While the March 21 letters did lead to a dialog with Dean Foods, their response to-date has been unsatisfactory, Tolman noted in a follow-up letter.
"As you pointed out, you are a significant user of HFCS in other products and are familiar with the science supporting the manufacturing, safety, and functional properties of HFCS. Therefore, you know there is no scientific basis for the preference you see from consumers. It is a misperception. A big part of that problem is that the type of advertising you are doing with respect to HFCS perpetuates this misperception. That is our concern. You are using a misperception to differentiate your product and therefore helping to perpetuate that misperception."
Tolman also points out these facts about HFCS:
- The American Medical Association stated in June 2008 that high fructose corn syrup does not appear to contribute to obesity more than other caloric sweeteners, and the American Dietetic Association concluded in December 2008 that "No persuasive evidence supports the claim that high fructose corn syrup is a unique contributor to obesity."
- Further, the ADA also noted, "High fructose corn syrup ... is nutritionally equivalent to sucrose. Both sweeteners contain the same number of calories (4 per gram) and consist of about equal parts of fructose and glucose. Once absorbed into the blood stream, the two sweeteners are indistinguishable."
- High fructose corn syrup is made from corn, a natural grain product. High fructose corn syrup contains no artificial or synthetic ingredients or color additives and meets the FDA requirements for use of the term "natural."
When it comes to marketing products as HFCS-free, some popular food writers also consider it problematic.
The journalist Michael Pollan, an opponent of modern agriculture, recognizes a scam when he sees one.
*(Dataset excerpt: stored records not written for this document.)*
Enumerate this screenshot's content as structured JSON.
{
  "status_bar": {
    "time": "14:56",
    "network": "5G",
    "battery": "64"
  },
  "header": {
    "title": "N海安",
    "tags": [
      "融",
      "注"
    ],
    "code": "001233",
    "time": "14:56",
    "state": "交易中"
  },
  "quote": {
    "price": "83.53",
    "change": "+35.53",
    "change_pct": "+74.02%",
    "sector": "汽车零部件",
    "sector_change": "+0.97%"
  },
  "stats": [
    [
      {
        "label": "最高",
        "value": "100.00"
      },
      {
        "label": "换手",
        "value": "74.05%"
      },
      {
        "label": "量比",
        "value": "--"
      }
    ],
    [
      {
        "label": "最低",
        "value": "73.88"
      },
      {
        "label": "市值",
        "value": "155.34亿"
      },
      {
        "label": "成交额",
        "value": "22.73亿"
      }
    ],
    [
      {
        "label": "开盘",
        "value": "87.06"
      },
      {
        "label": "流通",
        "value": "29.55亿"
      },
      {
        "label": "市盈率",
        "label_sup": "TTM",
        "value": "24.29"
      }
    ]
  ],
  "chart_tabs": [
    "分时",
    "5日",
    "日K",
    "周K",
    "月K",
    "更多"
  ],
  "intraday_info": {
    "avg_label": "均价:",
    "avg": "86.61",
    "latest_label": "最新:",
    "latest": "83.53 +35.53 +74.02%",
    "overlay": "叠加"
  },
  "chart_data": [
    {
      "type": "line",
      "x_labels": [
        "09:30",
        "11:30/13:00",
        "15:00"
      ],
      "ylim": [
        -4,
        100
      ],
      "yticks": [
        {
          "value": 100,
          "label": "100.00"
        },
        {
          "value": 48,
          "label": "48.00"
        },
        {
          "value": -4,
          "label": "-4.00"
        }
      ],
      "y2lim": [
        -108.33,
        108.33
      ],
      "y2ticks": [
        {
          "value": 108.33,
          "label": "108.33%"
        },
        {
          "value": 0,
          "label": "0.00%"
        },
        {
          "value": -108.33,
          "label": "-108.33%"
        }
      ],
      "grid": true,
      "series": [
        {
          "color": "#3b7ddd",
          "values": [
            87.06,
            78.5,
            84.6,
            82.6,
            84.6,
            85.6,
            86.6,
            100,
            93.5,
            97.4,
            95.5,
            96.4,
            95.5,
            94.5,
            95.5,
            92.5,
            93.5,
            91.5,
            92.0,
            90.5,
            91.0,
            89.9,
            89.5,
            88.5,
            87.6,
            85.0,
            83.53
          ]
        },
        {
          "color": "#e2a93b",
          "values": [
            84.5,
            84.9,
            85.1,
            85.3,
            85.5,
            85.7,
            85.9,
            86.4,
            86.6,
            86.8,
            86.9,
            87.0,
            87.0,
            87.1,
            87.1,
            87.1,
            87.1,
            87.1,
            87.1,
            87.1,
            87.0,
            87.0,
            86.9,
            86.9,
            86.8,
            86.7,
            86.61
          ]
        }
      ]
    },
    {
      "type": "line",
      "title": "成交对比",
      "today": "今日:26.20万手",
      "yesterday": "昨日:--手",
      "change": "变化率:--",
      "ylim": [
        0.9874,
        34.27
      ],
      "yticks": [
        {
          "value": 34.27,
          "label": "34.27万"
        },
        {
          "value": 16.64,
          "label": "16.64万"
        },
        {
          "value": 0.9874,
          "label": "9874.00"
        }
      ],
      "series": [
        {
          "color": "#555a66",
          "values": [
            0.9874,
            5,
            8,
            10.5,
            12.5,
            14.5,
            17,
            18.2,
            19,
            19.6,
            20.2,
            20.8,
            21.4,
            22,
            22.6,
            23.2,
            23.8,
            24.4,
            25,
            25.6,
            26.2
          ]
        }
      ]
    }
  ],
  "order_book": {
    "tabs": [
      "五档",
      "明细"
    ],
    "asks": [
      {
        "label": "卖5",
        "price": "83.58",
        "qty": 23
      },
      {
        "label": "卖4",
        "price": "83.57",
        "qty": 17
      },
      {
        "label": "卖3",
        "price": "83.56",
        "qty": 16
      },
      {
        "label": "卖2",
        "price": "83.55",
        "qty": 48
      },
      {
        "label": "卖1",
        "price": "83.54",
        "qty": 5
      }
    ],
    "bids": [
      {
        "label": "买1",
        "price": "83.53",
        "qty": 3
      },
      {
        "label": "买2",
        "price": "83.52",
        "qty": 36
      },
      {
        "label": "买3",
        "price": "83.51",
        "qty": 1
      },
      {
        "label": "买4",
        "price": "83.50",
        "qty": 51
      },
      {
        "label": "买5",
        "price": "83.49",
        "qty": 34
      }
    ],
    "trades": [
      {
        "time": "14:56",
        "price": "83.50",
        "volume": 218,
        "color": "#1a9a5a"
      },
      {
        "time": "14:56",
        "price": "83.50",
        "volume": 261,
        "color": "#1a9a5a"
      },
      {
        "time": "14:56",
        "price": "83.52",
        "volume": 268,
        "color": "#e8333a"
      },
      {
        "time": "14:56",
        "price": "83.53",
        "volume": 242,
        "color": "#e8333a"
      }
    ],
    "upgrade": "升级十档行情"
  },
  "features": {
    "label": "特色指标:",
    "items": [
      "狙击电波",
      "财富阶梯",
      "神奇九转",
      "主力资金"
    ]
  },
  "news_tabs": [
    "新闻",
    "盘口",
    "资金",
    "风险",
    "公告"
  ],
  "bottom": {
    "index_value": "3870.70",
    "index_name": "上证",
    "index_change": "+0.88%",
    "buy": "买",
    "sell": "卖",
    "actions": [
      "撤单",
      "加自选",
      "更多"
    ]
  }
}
In his book Food Rules, he writes: "Don't fall for the food industry's latest scam: products reformulated to contain 'no HFCS' or 'real cane sugar.' These claims imply these foods are somehow healthier, but they're not. Sugar is sugar."
Food retailers themselves express frustration over rampant misinformation about food safety and nutrition, Tolman said. Companies like Dean Foods are very strong when it comes to fighting myths about milk and other dairy products, for example. It's time for them to put their advertising where their mouth is.
"Instead of exploiting myths about corn sugar, they should join us in exploding the myths by exploring the facts," Tolman said. "We urge our growers and others to take action and help inform companies like Dean about the truth behind natural corn products like HFCS."